Liebe Pilgerinnen und Pilger von St. Clemens,

auf dem Pilgerweg nach Kevelaer oder an andere Wallfahrtsstätten suchen viele Menschen nach dem Sinn ihres Lebens, nicht nur laubende, auch Suchende und Fragende. Wir laden Sie alle ein, mit nach Kevelaer zu gehen.

Unter dem Leitgedanken

„Suche Frieden“
(Mt. 5.7)

machen wir uns vom 25. bis 26. August 2018 als Pilgergemeinschaft von St. Clemens auf den Weg zur Trösterin der Betrübten.
„Suche Frieden“. Der innere und äußere Friede, der durch Jesus in die Welt gekommen ist, ist Gottes Geschenk an uns. Wir Pilger von St. Clemens sind eingeladen, diesen Frieden zu suchen, sich von ihm ergreifen zu lassen und ihn weiter zu schenken. Maria, die Königin des Friedens ist dabei unsere Begleiterin und Fürsprecherin.

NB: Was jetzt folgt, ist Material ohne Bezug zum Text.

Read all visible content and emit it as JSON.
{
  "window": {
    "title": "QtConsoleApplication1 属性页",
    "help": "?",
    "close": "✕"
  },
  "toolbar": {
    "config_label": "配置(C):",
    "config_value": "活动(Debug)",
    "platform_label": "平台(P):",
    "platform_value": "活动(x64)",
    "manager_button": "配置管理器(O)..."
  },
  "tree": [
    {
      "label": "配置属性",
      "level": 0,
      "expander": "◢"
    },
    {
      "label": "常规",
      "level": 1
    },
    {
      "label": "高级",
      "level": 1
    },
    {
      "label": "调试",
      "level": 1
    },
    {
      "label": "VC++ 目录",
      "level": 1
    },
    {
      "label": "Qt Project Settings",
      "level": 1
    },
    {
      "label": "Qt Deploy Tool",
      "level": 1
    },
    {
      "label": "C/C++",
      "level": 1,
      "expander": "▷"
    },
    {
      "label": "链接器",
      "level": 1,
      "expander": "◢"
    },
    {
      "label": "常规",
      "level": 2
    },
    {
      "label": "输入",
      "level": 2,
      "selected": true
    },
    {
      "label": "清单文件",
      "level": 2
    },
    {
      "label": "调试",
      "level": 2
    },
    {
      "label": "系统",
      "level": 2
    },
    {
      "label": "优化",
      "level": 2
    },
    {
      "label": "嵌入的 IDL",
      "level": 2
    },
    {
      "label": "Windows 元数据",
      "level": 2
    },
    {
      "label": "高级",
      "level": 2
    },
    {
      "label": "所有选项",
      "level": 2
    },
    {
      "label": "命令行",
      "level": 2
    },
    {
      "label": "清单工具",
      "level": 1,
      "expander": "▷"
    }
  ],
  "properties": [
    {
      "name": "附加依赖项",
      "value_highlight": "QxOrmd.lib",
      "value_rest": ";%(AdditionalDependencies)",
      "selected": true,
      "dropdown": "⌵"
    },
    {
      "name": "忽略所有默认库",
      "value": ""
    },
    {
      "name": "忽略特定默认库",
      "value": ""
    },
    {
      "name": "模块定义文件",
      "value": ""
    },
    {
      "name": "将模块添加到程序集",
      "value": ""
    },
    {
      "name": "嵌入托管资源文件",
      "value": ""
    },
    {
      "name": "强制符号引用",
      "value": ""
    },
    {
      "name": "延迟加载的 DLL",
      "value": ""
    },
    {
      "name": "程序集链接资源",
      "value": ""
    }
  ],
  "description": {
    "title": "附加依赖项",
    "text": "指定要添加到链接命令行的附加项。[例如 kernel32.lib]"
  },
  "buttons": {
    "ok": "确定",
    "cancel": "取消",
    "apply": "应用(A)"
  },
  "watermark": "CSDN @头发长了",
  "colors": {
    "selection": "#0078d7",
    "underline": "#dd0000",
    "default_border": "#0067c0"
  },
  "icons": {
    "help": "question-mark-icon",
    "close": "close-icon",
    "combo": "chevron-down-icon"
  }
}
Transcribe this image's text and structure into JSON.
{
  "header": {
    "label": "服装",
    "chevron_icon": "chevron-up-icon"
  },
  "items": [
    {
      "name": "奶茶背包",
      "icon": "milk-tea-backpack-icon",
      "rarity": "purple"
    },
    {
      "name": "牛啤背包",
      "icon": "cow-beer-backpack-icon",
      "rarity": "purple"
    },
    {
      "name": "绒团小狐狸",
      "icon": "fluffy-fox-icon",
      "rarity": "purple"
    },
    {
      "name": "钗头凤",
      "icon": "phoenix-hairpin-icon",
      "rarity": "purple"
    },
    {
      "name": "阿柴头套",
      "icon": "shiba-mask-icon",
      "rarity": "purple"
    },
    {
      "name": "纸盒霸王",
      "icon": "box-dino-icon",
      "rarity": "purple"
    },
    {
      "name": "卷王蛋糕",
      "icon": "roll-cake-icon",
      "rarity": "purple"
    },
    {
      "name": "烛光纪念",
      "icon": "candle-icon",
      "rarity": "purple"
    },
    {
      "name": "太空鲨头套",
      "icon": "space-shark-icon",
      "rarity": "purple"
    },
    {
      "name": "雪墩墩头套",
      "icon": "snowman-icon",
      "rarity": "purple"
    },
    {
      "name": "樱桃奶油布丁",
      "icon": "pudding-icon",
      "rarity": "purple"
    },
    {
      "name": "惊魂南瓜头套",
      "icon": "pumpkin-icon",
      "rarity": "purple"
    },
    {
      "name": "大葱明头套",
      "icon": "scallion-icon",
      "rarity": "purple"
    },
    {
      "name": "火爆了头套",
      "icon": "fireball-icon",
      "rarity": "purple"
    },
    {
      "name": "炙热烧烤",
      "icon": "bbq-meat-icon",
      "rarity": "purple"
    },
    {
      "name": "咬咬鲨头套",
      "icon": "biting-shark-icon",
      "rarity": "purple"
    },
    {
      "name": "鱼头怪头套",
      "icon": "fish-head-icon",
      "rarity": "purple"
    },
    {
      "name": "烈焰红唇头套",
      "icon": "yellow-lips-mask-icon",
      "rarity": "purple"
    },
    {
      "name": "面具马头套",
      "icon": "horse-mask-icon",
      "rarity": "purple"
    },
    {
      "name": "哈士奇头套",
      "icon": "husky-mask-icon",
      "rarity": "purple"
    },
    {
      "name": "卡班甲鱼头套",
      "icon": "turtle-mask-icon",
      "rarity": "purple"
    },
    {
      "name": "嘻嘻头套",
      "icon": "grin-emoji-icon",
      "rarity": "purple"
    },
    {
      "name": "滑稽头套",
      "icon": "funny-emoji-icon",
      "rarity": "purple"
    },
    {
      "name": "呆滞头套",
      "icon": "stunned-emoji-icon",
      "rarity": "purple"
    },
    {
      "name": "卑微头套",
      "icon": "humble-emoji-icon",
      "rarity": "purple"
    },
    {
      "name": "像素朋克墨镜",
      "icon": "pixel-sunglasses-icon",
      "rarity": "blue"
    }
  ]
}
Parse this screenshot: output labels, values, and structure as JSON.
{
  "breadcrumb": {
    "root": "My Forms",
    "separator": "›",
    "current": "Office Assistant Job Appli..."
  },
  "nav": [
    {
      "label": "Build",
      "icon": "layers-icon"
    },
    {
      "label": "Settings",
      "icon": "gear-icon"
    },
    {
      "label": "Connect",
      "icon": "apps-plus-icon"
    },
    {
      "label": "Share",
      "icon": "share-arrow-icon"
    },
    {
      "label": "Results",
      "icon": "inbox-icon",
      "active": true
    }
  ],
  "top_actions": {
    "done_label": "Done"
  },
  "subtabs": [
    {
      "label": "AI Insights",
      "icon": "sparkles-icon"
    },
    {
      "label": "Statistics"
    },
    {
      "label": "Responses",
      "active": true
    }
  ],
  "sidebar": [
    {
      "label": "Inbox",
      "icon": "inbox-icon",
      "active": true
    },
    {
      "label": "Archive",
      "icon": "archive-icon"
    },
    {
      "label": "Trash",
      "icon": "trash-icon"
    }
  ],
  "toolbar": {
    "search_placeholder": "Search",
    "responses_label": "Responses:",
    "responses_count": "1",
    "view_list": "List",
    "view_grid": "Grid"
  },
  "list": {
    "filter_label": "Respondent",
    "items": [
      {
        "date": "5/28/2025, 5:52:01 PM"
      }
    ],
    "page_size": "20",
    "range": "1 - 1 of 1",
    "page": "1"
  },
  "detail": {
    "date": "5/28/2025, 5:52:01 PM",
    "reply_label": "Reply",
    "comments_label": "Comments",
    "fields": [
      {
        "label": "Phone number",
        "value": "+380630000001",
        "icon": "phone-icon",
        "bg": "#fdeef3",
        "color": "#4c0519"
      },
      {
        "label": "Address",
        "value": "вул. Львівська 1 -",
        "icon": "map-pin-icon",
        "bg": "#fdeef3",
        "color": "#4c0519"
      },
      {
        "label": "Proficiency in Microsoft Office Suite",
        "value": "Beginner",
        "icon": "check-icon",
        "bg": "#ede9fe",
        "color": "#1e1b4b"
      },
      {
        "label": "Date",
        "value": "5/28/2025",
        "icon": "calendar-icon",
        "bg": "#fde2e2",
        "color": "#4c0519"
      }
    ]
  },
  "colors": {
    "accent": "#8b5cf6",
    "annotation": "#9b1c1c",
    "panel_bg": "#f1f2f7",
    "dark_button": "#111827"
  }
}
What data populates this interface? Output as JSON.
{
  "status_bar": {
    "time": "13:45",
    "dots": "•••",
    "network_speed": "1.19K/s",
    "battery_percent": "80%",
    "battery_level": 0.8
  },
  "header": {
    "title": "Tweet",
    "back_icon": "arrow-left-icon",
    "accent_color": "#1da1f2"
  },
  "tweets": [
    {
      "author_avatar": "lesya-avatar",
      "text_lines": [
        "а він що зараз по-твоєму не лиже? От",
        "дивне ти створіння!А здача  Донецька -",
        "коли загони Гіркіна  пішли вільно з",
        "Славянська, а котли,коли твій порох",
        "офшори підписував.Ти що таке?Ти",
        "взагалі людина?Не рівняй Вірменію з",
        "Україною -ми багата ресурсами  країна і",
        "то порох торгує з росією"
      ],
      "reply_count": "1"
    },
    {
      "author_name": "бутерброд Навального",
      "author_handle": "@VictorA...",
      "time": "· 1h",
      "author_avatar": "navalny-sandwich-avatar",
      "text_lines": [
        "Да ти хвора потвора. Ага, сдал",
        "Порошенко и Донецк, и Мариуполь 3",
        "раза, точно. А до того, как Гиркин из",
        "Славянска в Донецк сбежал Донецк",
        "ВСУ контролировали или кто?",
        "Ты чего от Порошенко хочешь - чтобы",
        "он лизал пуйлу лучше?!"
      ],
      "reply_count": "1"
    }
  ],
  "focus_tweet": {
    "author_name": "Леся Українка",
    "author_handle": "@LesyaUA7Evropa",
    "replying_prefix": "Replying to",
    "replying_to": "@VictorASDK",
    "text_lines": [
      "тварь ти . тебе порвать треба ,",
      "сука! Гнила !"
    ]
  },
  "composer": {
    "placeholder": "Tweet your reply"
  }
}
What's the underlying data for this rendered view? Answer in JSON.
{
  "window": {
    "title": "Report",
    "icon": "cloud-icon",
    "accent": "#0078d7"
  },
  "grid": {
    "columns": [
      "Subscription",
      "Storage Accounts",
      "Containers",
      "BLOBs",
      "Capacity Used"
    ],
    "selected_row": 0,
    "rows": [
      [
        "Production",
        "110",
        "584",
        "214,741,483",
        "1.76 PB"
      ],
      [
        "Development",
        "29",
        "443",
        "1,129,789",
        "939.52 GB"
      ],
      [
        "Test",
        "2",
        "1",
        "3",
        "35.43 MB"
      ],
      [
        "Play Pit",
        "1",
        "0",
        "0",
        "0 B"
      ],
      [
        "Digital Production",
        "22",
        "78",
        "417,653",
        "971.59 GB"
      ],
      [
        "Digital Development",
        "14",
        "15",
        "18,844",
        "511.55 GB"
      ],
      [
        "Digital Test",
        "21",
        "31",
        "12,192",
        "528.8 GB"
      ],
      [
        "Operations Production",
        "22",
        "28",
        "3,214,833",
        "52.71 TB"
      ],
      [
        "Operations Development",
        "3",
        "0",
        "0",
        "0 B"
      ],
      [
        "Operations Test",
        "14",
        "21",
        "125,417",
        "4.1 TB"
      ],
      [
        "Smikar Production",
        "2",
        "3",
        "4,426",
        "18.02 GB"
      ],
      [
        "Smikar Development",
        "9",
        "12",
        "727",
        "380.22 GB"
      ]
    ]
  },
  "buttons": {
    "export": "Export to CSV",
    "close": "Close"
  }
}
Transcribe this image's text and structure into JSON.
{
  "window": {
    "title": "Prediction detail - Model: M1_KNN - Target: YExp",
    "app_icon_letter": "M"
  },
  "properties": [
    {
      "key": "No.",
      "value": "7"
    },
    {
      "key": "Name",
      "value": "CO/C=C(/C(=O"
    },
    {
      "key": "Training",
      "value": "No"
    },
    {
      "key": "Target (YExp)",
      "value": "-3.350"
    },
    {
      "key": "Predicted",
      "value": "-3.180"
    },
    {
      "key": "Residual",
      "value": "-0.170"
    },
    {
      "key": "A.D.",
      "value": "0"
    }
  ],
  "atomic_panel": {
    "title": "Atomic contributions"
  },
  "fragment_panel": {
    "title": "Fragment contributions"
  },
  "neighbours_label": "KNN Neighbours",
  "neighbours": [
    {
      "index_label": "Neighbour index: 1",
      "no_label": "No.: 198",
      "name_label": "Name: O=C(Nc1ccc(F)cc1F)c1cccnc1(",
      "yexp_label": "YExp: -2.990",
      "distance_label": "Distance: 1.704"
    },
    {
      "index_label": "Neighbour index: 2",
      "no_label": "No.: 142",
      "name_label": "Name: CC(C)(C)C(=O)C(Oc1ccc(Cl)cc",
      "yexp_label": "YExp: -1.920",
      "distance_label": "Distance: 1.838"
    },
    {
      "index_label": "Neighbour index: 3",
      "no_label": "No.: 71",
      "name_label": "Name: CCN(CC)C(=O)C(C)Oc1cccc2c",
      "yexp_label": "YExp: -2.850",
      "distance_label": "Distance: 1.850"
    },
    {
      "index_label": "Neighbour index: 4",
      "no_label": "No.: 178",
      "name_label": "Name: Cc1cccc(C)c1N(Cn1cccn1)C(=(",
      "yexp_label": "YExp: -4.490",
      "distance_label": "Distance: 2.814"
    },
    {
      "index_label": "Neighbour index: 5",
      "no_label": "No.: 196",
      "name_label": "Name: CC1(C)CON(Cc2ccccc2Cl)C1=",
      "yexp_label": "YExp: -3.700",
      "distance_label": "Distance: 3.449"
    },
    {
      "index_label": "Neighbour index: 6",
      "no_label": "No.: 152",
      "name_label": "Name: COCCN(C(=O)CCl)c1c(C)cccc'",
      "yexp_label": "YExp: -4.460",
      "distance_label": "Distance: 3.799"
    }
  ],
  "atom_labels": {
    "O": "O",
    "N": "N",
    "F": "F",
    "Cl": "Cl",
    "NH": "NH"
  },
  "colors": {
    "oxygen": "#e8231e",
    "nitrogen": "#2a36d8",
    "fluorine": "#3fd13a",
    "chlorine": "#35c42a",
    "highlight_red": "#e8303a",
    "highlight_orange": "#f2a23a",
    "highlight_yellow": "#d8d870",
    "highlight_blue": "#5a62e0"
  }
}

Wie in den Jahren zuvor wollen wir allen Pilgern wieder ein gemeinsames Essen anbieten; und zwar ein Schnitzelgericht mit Kartoffeln und Salat für 12,20€ (+ Suppe für 14,70€). Alle, die daran teilnehmen möchten, bitten wir, sich bis zum 22.08.2018 im Pfarrbüro mit Bezahlung des Essens anzumelden. Wir freuen uns, wenn im Sinne der Pilgergemeinschaft viele Pilger daran teilnehmen.

Der Abt Odilo Lechner nennt Wallfahren eine, „Auszeit für die Seele.“

Nehmen Sie sich diese Zeit! Schenken Sie sich selber eine Zeit der Besinnung und machen Sie sich mit uns auf den Weg nach Kevelaer und wir wünschen Ihnen, dass auch Sie erleben, wenn christliche Weggemeinschaft so intensiv erfahrbar wird und für den Alltag stärkt.

Es heißt: „Pilgern ist beten mit den Füßen“, und so laden wir jeden von ihnen zu diesem, nicht alltäglichen, Gebet ein.

Benedikt Schnitzler
– Pfarrer –

Roland Tohang
 – für die Kevelaerpilger –

Rückblick Jugendgottesdienst am 07.07.2018

Zum Auftakt der Kaldenkirchener Kulturwoche „Grenzgold“ fand am Abend des 07.07.2018 wieder ein Jugendgottesdienst in St. Clemens statt.

Der Gottesdienst begann draußen auf dem Kirchplatz, wo wir mit Kreide verschiedene Begriffspaare auf den Boden geschrieben hatten, die jeweils durch eine dicke Linie voneinander getrennt waren. Jeder sollte sich einen Platz innerhalb eines solchen Segments suchen und sich dorthin stellen, womit er sich am meisten identifizieren konnte.

Die Einordnung war nicht gerade einfach: Fromm oder Heuchler? – Gebe ich offen zu, dass ich ein Heuchler bin? Hier, vor allen anderen? Wohl kaum.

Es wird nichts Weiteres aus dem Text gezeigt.